Rumah Urban Natural Toto Bike to Work Sugito

Jarak dari rumah ke kantor sekitar 2 km yang bisa ditempuh dengan mengendarai sepeda sekitar 3 menit. Jika harus menemui klien di luar kantor, ia tetap bersepeda dan berupaya datang 15 menit lebih awal agar bisa istirahat dan bersih-bersih. Sebelumnya, Toto dan keluarga tinggal di kawasan Cibubur, Kabupaten Bogor. Ia menikmati sekali perjalanan dari rumah ke kantornya di Tebet (Jakarta Selatan) sejauh 32 km dengan bersepeda setiap hari. Di Cibubur, ia juga gemar menjelajah jalan-jalan kampung di sekitar perumahannya.

Akhirnya protes datang dari istri dan anak-anaknya yang saban hari berangkat sekolah dan kantor di Jakarta dengan mobil pribadi. Mereka harus berangkat subuh supaya tidak terjebak kemacetan di perjalanan. Ia pun mengalah dan kembali mencari rumah di tengah kota agar mobilitas keluarganya yang tidak bersepeda seperti dirinya menjadi lebih mudah.

Kembali ke Tebet

Rumah Urban Natural Toto Bike to Work Sugito 6

Dari Cibubur, ia kembali mengontrak rumah di daerah asalnya Tebet selama enam tahun. Sejak lahir hingga kuliah, anak kelima dari delapan bersaudara itu memang tinggal di Tebet bersama orang tua. Setelah menikah, Toto sempat memiliki rumah pertama di Tebet sebelum dijual untuk tambahan membangun rumah kedua di Cibubur.

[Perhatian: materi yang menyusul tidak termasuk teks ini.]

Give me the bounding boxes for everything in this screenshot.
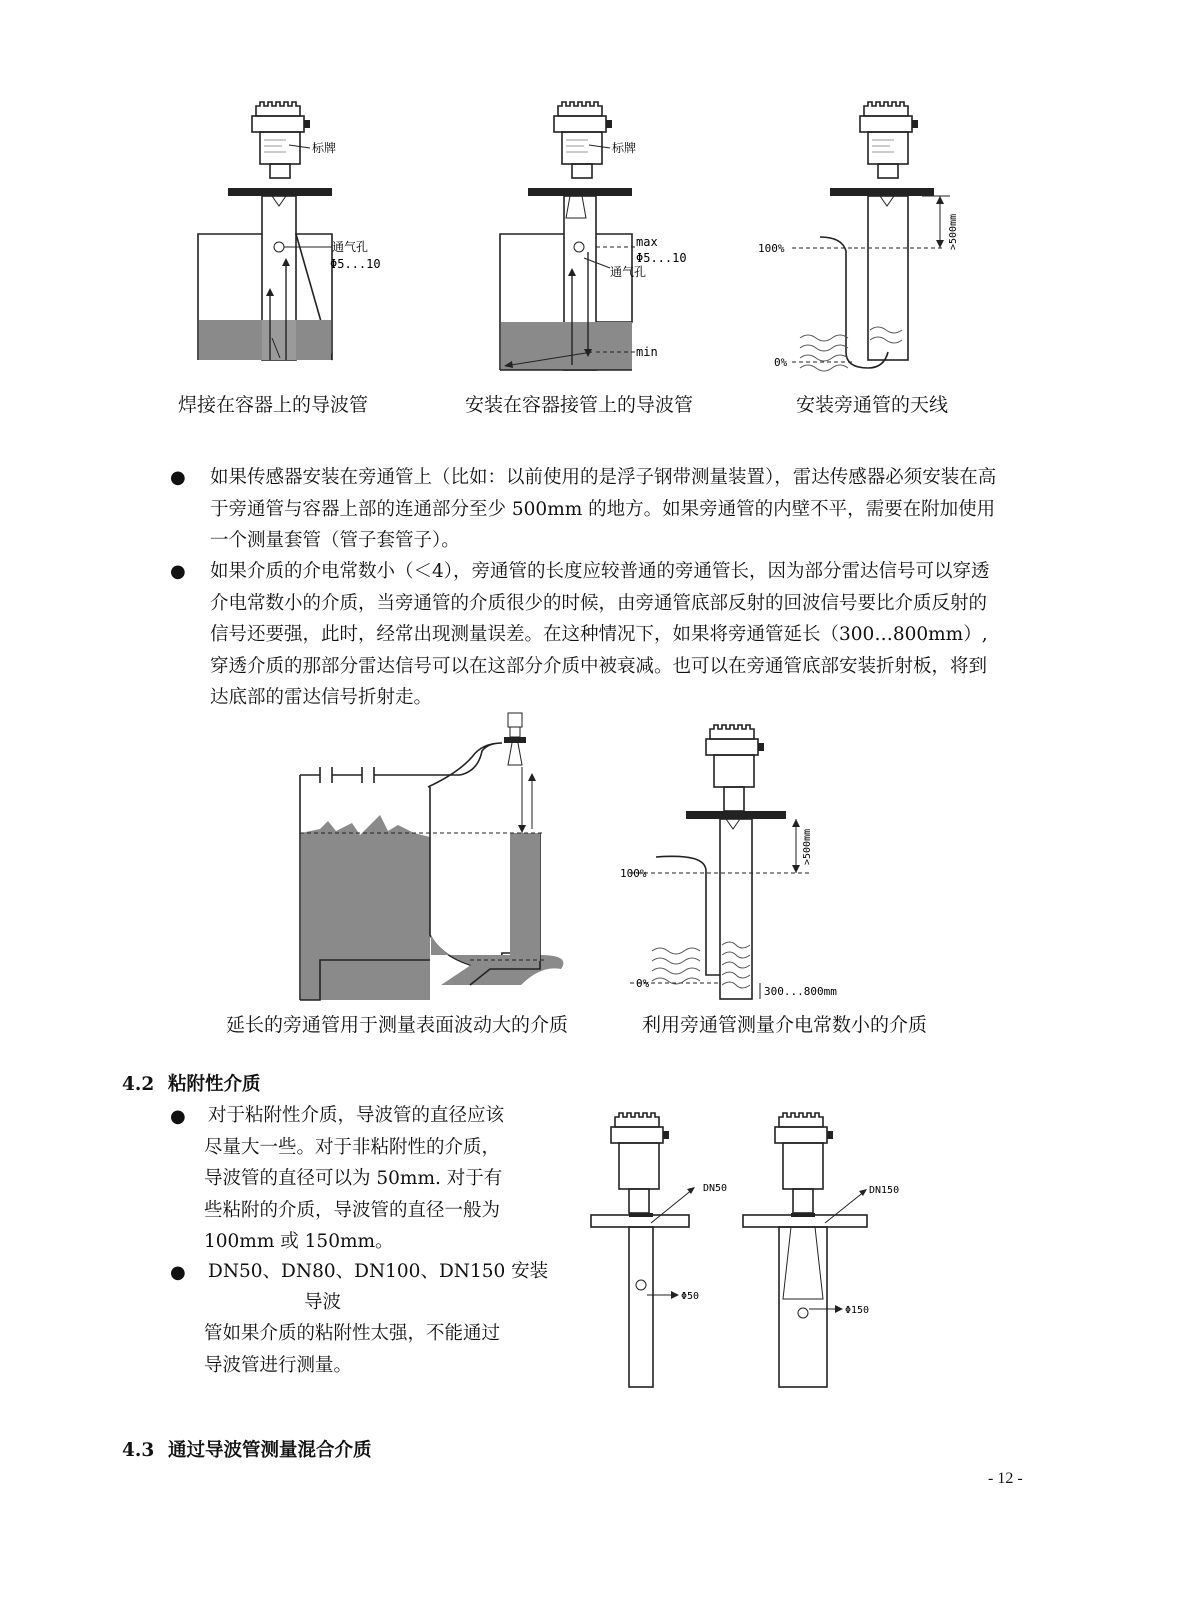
figure-row-2 [290, 705, 890, 1005]
section-4-2-heading [122, 1070, 261, 1096]
page-number: - 12 - [988, 1470, 1023, 1487]
fig1-vent-label: 通气孔 [332, 240, 369, 254]
figure-welded-tube [198, 102, 381, 360]
tube-dn50 [591, 1113, 727, 1387]
bullet-1-symbol: ● [170, 467, 186, 488]
section-4-2-bullet-2-line2: 导波 [304, 1292, 342, 1313]
dn50-label: DN50 [703, 1183, 728, 1194]
fig5-0-label: 0% [636, 977, 650, 990]
caption-fig3: 安装旁通管的天线 [796, 394, 949, 416]
fig3-500-label: >500mm [948, 213, 959, 250]
bullet-2-symbol: ● [170, 561, 186, 582]
fig1-size-label: Φ5...10 [330, 257, 381, 271]
section-4-2-title: 粘附性介质 [168, 1074, 261, 1095]
section-4-2-bullet-1-text: 对于粘附性介质，导波管的直径应该尽量大一些。对于非粘附性的介质，导波管的直径可以为 50mm. 对于有些粘附的介质，导波管的直径一般为 100mm 或 150mm。 [204, 1105, 505, 1252]
tube-dn150 [743, 1113, 899, 1387]
caption-fig4: 延长的旁通管用于测量表面波动大的介质 [226, 1014, 569, 1036]
fig2-max-label: max [636, 235, 658, 249]
fig2-plate-label: 标牌 [612, 141, 637, 155]
fig5-500-label: >500mm [802, 828, 813, 865]
phi50-label: Φ50 [681, 1291, 700, 1302]
section-4-3-number: 4.3 [122, 1440, 155, 1461]
fig1-plate-label: 标牌 [312, 141, 337, 155]
caption-fig5: 利用旁通管测量介电常数小的介质 [642, 1014, 928, 1036]
caption-fig2: 安装在容器接管上的导波管 [465, 394, 694, 416]
figure-dn-tubes [585, 1105, 905, 1395]
phi150-label: Φ150 [845, 1305, 870, 1316]
fig5-ext-label: 300...800mm [764, 985, 837, 998]
figure-nozzle-tube [500, 102, 687, 370]
section-4-2-bullet-2-symbol: ● [170, 1262, 186, 1283]
dn150-label: DN150 [869, 1185, 900, 1196]
fig3-0-label: 0% [774, 356, 788, 369]
fig2-size-label: Φ5...10 [636, 251, 687, 265]
section-4-2-bullet-1-symbol: ● [170, 1106, 186, 1127]
fig5-100-label: 100% [620, 867, 647, 880]
figure-extended-bypass [300, 713, 563, 1000]
figure-low-dk-bypass [620, 725, 837, 999]
section-4-2-number: 4.2 [122, 1074, 155, 1095]
fig3-100-label: 100% [758, 242, 785, 255]
figure-row-1 [180, 90, 980, 390]
fig2-min-label: min [636, 345, 658, 359]
section-4-3-heading [122, 1436, 372, 1462]
fig2-vent-label: 通气孔 [610, 265, 647, 279]
section-4-2-bullet-2-line1: DN50、DN80、DN100、DN150 安装 [208, 1261, 549, 1282]
section-4-3-title: 通过导波管测量混合介质 [168, 1440, 372, 1461]
section-4-2-bullet-2-rest: 管如果介质的粘附性太强，不能通过导波管进行测量。 [204, 1323, 501, 1376]
figure-bypass-antenna [758, 102, 959, 371]
bullet-2-text: 如果介质的介电常数小（＜4），旁通管的长度应较普通的旁通管长，因为部分雷达信号可以穿透介电常数小的介质，当旁通管的介质很少的时候，由旁通管底部反射的回波信号要比介质反射的信号还要强，此时，经常出现测量误差。在这种情况下，如果将旁通管延长（300…800mm）,穿透介质的那部分雷达信号可以在这部分介质中被衰减。也可以在旁通管底部安装折射板，将到达底部的雷达信号折射走。 [210, 561, 990, 708]
bullet-1-text: 如果传感器安装在旁通管上（比如：以前使用的是浮子钢带测量装置），雷达传感器必须安装在高于旁通管与容器上部的连通部分至少 500mm 的地方。如果旁通管的内壁不平，需要在附加使用一个测量套管（管子套管子）。 [210, 467, 997, 551]
caption-fig1: 焊接在容器上的导波管 [178, 394, 369, 416]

Rumah yang ditempatinya saat ini adalah rumah ketiga. Ia mendapatkan kavling dan rumah asli dengan bujet sekitar Rp1 M. Setelah membeli, ia baru sadar betapa mahalnya rumah di Tebet dan Jakarta pada umumnya. Mulanya rumah yang baru dibelinya itu hanya akan direnovasi. Tapi, menurut saran arsitek Budi Sumaatmadja, yang tidak lain adalah kakak tertuanya, rumah harus dibongkar total.

Proses membangun rumah seluas 220 m2 ini membutuhkan waktu sekitar delapan bulan, dimulai Oktober 2010 dan baru selesai Juni 2011 lalu. “Kami excited sekali membangunnya, sampai duitnya habis tapi belum selesai seluruhnya. Masih ada rencana membuat kolam ikan di taman belakang dan taman rumput di atap,” ujarnya.

Taman Atap

Rumah Urban Natural Toto Bike to Work Sugito 3

Rumah berdiri di atas kaveling 9 x 16,5 m (149 m2) dengan garis sempadan bangunan (GSB) sepanjang 5 m. Dengan dibantu arsitek Budi Sumaatmadja, Toto mendesain rumah 2,5 lantai beratap datar dari dak beton. Model rumah tanpa atap miring di Jakarta rupanya menyalahi aturan Pemda. Akibatnya saat mengajukan ijin mendirikan bangunan (IMB) ke instansi terkait prosesnya agak berbelit.

Ia menyiapkan atap dak beton untuk ditanami rumput dan dijadikan taman supaya bisa dipakai tempat menggelar acara keluarga atau komunitas B2W. Makanya dilengkapi ruang musala dan tempat wudhu di lantai itu. “Saya ini family man, kalau akhir pekan inginnya nggak pergi ke mana-mana, tapi di rumah saja karena sudah punya lokasi-lokasi untuk berkumpul dengan keluarga,”ujar ayah dari M. Yoga Anindito, Amelia Nur Adilla dan Andrina Putri Syarifa itu.

Di lantai dua, Toto menempatkan ruang keluarga yang lapang dan tiga kamar anak serta satu kamar mandi terpisah. Ruang keluarga memiliki pintu menuju balkon ke arah depan rumah.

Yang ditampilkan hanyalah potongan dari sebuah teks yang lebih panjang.